In a post earlier today, I talked about the DC Charity scene needing a makeover, to which was met with exactly 27 positive emails, saying they were glad I brought up a topic so many are afraid to broach (including four models, 21 attendees and two who didn’t attend but have in the past)… and one blog post, defending their friends, by someone involved with the event.
First, I don’t blame anyone for defending their friends. I just did it, on behalf of mine. However, what I would like to call attention to is what was failed to be noted in your post that I included on mine:
1. “For anyone that doesn’t know what Fashion for Paws is, it’s an annual runway event that has raised $2.2M so far (over six years). It went from a small, humble event to one of DC’s most well-attended, well-known events in the younger DC social circles…” – I believe that was a positive nod to the program.
2. “It was a beautiful event that took place at the Italian Embassy, was well-attended and still in it’s humble beginnings. It was inspiring – I wanted to help – wanted to raise money for the organization and walk the runway, knowing I had made a difference in some animals’ lives.” – I believe this was also a positive nod to the program.
3. “Yes, these little details are things that I, as someone who has done enough events of all sizes, noticed. Still, these things happen to every event – it’s through no fault of the organization.” – Did I assign blame to WHS?
See, the reason why my post came about in the first place was not because of the execution of the event (although those details made for a strong opening) – it was hearing story after story of how VETERAN models were being treated, and then seeing some of the “aftermath”. This, coupled with my own experiences in some of DC’s other “famed” charities, caused me to re-think how I approach my involvement. Given that this is my blog, whereby I can express my opinion, I’m going to. It is not meant in any way to persuade anyone else, whatsoever, to follow along with me. In fact, I would rather you form your own opinions, as experiences land different for everyone.
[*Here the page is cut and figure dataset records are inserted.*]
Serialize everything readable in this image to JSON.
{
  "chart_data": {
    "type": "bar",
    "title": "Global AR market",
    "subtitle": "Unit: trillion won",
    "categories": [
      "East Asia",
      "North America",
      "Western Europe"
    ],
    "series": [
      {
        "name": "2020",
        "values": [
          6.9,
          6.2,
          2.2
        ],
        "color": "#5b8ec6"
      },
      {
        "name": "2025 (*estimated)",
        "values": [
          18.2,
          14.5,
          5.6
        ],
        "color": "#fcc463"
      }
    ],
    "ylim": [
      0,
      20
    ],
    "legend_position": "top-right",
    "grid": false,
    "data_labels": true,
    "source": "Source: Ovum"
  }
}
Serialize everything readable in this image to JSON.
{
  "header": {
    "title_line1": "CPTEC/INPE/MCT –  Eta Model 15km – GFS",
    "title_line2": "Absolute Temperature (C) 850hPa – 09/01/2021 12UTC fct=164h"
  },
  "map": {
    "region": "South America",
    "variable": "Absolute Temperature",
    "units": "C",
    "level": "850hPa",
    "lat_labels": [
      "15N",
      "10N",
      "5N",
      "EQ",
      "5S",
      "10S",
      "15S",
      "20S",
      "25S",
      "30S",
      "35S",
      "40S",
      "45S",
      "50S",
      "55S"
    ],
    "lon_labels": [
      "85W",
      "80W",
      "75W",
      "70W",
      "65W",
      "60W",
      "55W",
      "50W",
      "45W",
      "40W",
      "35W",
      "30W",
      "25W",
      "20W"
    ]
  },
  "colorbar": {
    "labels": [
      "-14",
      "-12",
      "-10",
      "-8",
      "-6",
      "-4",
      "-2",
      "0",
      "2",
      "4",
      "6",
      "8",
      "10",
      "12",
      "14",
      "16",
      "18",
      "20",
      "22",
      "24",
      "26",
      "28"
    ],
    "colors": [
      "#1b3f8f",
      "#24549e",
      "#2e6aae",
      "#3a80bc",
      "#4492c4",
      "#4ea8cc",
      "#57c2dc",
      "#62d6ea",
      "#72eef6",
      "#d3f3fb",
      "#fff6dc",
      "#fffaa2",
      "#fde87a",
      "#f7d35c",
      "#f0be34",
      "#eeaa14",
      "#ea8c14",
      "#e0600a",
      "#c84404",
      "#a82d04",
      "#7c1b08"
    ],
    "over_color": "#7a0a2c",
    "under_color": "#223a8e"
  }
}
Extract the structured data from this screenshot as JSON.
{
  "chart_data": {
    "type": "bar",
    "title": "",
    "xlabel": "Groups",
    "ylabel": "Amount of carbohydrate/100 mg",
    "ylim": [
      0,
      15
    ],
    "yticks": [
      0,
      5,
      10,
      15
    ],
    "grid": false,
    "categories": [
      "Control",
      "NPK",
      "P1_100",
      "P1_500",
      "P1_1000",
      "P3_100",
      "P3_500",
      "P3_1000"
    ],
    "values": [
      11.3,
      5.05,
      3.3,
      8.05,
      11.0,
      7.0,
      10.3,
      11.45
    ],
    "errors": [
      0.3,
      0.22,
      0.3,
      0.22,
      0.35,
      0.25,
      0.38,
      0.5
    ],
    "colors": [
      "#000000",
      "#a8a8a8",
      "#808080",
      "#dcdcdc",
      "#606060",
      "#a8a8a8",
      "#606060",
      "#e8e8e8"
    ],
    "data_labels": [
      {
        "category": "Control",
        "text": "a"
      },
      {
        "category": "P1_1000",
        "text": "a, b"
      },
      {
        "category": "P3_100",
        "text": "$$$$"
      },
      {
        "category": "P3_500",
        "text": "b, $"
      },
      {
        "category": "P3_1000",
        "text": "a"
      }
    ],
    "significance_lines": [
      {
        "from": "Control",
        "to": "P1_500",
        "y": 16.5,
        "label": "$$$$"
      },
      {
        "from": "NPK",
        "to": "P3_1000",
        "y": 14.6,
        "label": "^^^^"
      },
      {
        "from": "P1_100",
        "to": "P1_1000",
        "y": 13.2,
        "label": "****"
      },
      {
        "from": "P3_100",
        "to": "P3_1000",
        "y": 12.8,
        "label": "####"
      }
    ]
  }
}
Still, I stand by what I said about this scene overall and for that, I will not apologize. I’m not someone who heard from a friend, who heard from a friend. I’ve been witness to, as well as directly involved with, situations where some of those that have worked so hard have been treated as though their efforts didn’t matter because someone raised more, or someone put in more effort, etc.
I’ve seen countless articles, posts and videos come out about how great the vendors have been for various events, as well as how great some of the more celebrated volunteers are. What about those lesser-known? My point is this – regardless of level of participation, everyone who put in more than their credit card number, deserved equal billing in my opinion. Even one volunteer can make a huge difference.
Was my post ill-timed, based on Saturday’s event? Maybe. But for me, it gave me validation in what I needed, in order to make some decisions about how I spend my time, where I spend my money and what is important to me at the end of the day. It doesn’t mean I will never support another charity, or even never support one in question. What it means is I spend just a bit more time contemplating how I do it and when.